Fundamentally, most of the businesses we spoke to were using microservices for the same trade-off we’ve all been making for 30 years: developer productivity over operational efficiency. In our book we describe three case studies where this was true.
That’s Why Distributed Systems Mean Something Different Now
If a distributed system is not under load many of the coincidences that are hard to debug will happen seldom enough that engineers have time to resolve them as they go and so can evolve their service to be distribution-safe.

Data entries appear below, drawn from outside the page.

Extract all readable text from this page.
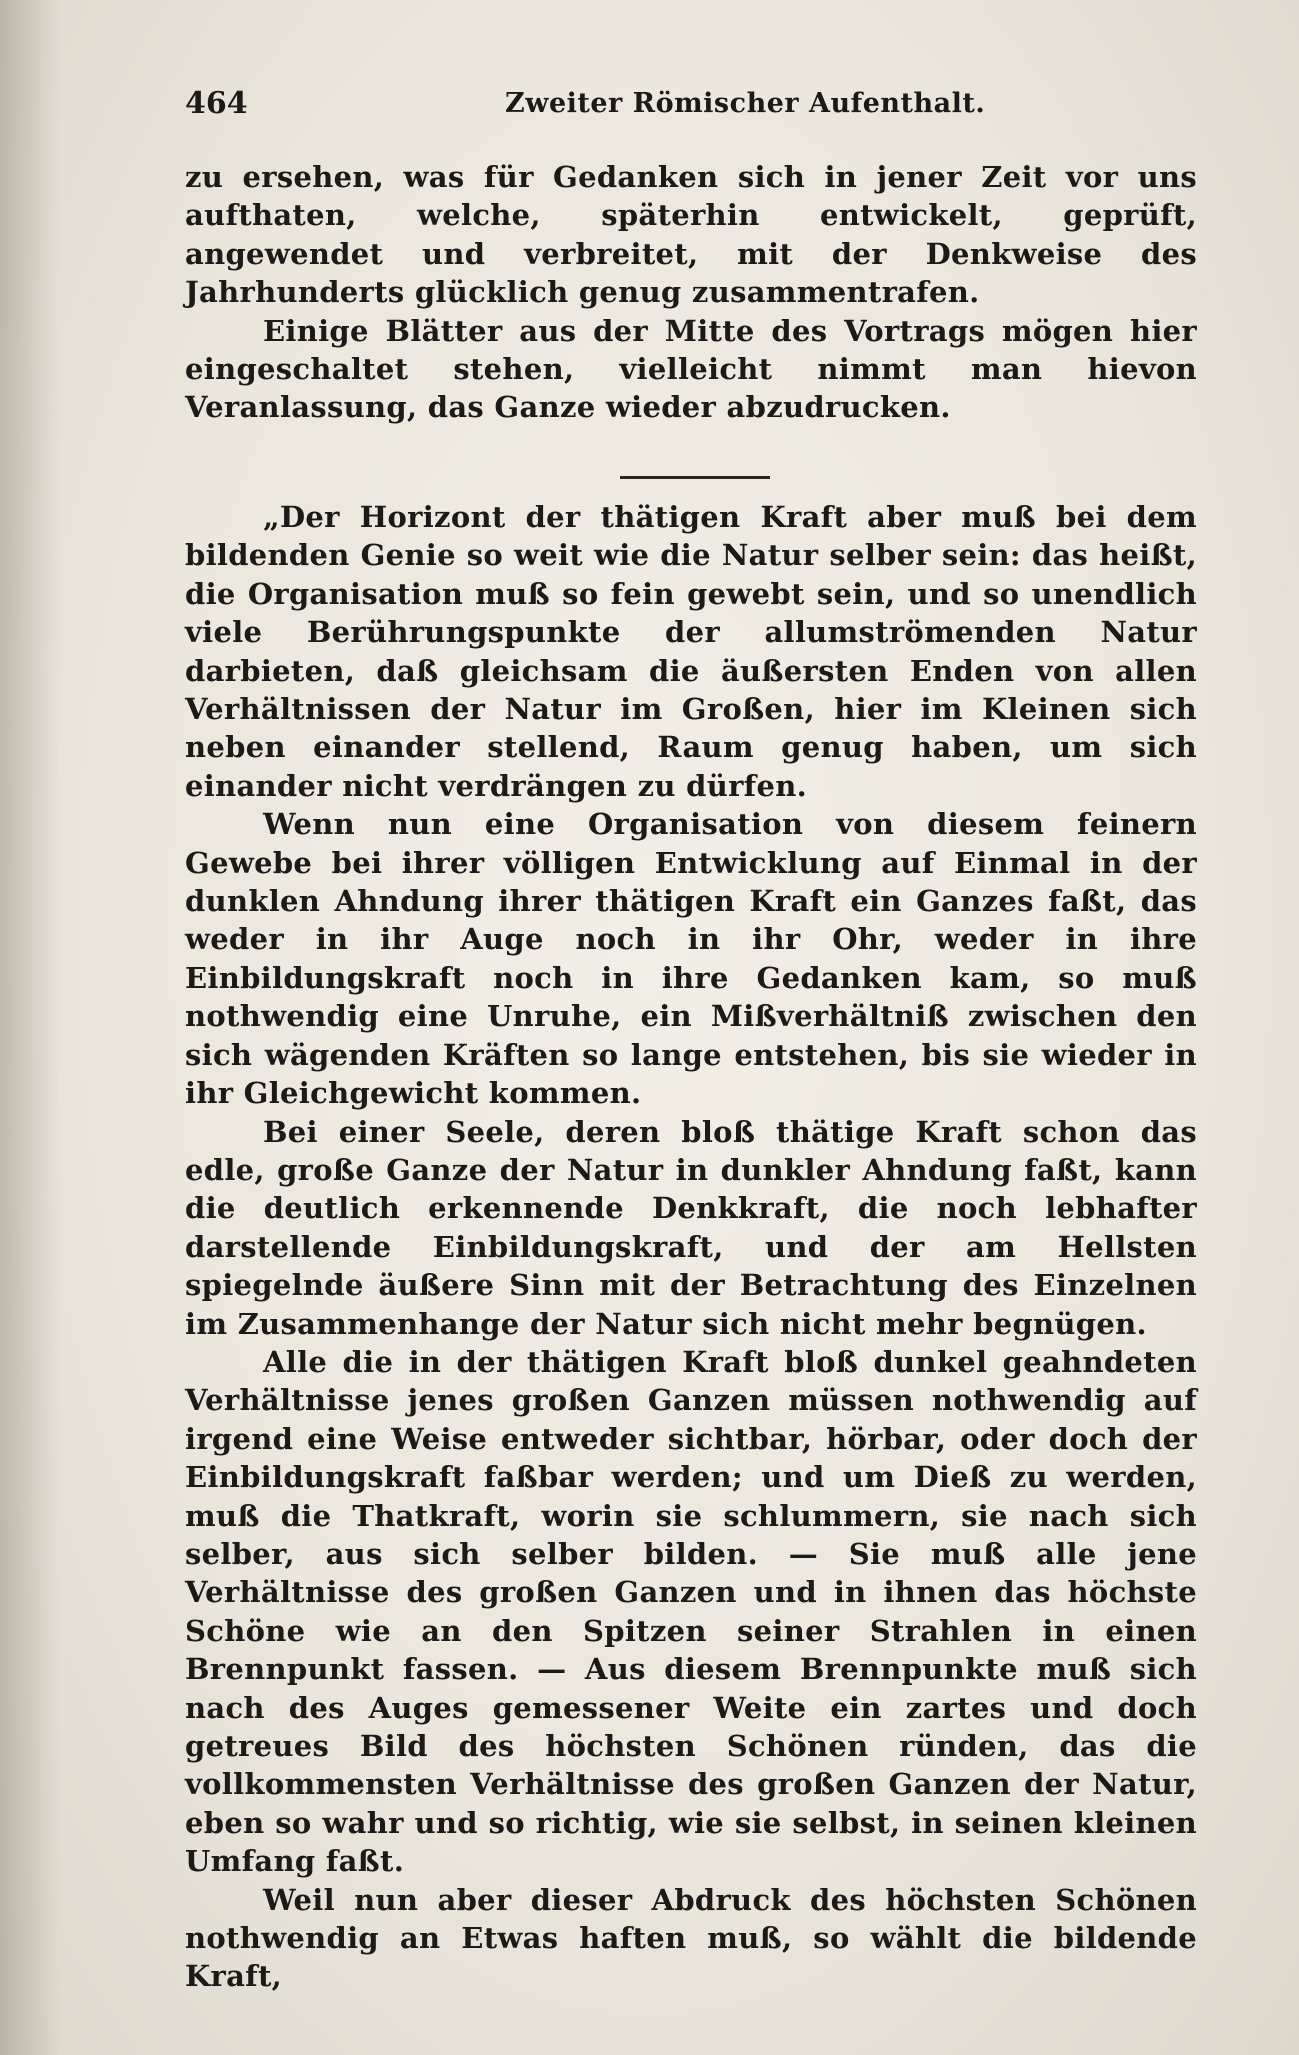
464	Zweiter Römischer Aufenthalt.

zu ersehen, was für Gedanken sich in jener Zeit vor uns aufthaten, welche, späterhin entwickelt, geprüft, angewendet und verbreitet, mit der Denkweise des Jahrhunderts glücklich genug zusammentrafen.

Einige Blätter aus der Mitte des Vortrags mögen hier eingeschaltet stehen, vielleicht nimmt man hievon Veranlassung, das Ganze wieder abzudrucken.

„Der Horizont der thätigen Kraft aber muß bei dem bildenden Genie so weit wie die Natur selber sein: das heißt, die Organisation muß so fein gewebt sein, und so unendlich viele Berührungspunkte der allumströmenden Natur darbieten, daß gleichsam die äußersten Enden von allen Verhältnissen der Natur im Großen, hier im Kleinen sich neben einander stellend, Raum genug haben, um sich einander nicht verdrängen zu dürfen.

Wenn nun eine Organisation von diesem feinern Gewebe bei ihrer völligen Entwicklung auf Einmal in der dunklen Ahndung ihrer thätigen Kraft ein Ganzes faßt, das weder in ihr Auge noch in ihr Ohr, weder in ihre Einbildungskraft noch in ihre Gedanken kam, so muß nothwendig eine Unruhe, ein Mißverhältniß zwischen den sich wägenden Kräften so lange entstehen, bis sie wieder in ihr Gleichgewicht kommen.

Bei einer Seele, deren bloß thätige Kraft schon das edle, große Ganze der Natur in dunkler Ahndung faßt, kann die deutlich erkennende Denkkraft, die noch lebhafter darstellende Einbildungskraft, und der am Hellsten spiegelnde äußere Sinn mit der Betrachtung des Einzelnen im Zusammenhange der Natur sich nicht mehr begnügen.

Alle die in der thätigen Kraft bloß dunkel geahndeten Verhältnisse jenes großen Ganzen müssen nothwendig auf irgend eine Weise entweder sichtbar, hörbar, oder doch der Einbildungskraft faßbar werden; und um Dieß zu werden, muß die Thatkraft, worin sie schlummern, sie nach sich selber, aus sich selber bilden. — Sie muß alle jene Verhältnisse des großen Ganzen und in ihnen das höchste Schöne wie an den Spitzen seiner Strahlen in einen Brennpunkt fassen. — Aus diesem Brennpunkte muß sich nach des Auges gemessener Weite ein zartes und doch getreues Bild des höchsten Schönen ründen, das die vollkommensten Verhältnisse des großen Ganzen der Natur, eben so wahr und so richtig, wie sie selbst, in seinen kleinen Umfang faßt.

Weil nun aber dieser Abdruck des höchsten Schönen nothwendig an Etwas haften muß, so wählt die bildende Kraft,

The classic comment on distributed systems is they wouldn’t be that hard if it weren’t for the errors. If you run the whole system under low effective load and low resource utilisation then you reduce errors. If you heavily use reliable stateful services like queues or, even better, queues-as-a-service you can reduce errors even further although it will slow your system down and cost you money. That’s a developer productivity vs hosting cost trade-off.
Distributed systems are really hard if you are using them to deliver scale and efficiency. However, if that isn’t your primary aim then some of the difficulties can be actively reduced giving you more time to feel your way to a system-wide solution.
Ironically, I can see the biggest danger (other than the unpleasant environmental implications) for taking the approach of running distributed systems over-provisioned to manage errors is one we didn’t face much in the 90’s - security. Back then stuff didn’t get hacked as much as it does today.
Evolving a distributed system and fixing the crashes and bugs along the way is OK because crashes are obvious. Hacks are less obvious and less easy to recover from, so distributed system security still does need to be planned up front, you can’t safely evolve it. Sam Newman speaks well on this subject.
My conclusion is distributed systems are always going to be hard but you can make them easier by choosing less efficient communication options like REST and slowing things down with copious reliable, stateful message handling services like queues-as-a-service. These are decisions you wouldn’t make if your primary motivation was efficiency at scale but if your motive is actually feature velocity they make sense.
One of the key components of effective strategy is to keep your goal in mind. If you are using microservices for scale you’ll make one set of architectural decisions. If you are using them for developer productivity you’ll make different decisions. It’s important that you and your tech teams understand your primary goal and you don’t attempt to achieve both at once. Don’t fight a tough war on more than one front.
There’s nothing wrong with this architecturally but I do want to point out it’s not environmentally friendly. We are using up resources here (burning fuel) to develop faster, but data centres already use 2% of the world’s electricity and that’s rising fast. If you feel concerned about this you can choose a cloud provider with a strong commitment to powering your systems with renewables. Google are leading the field here.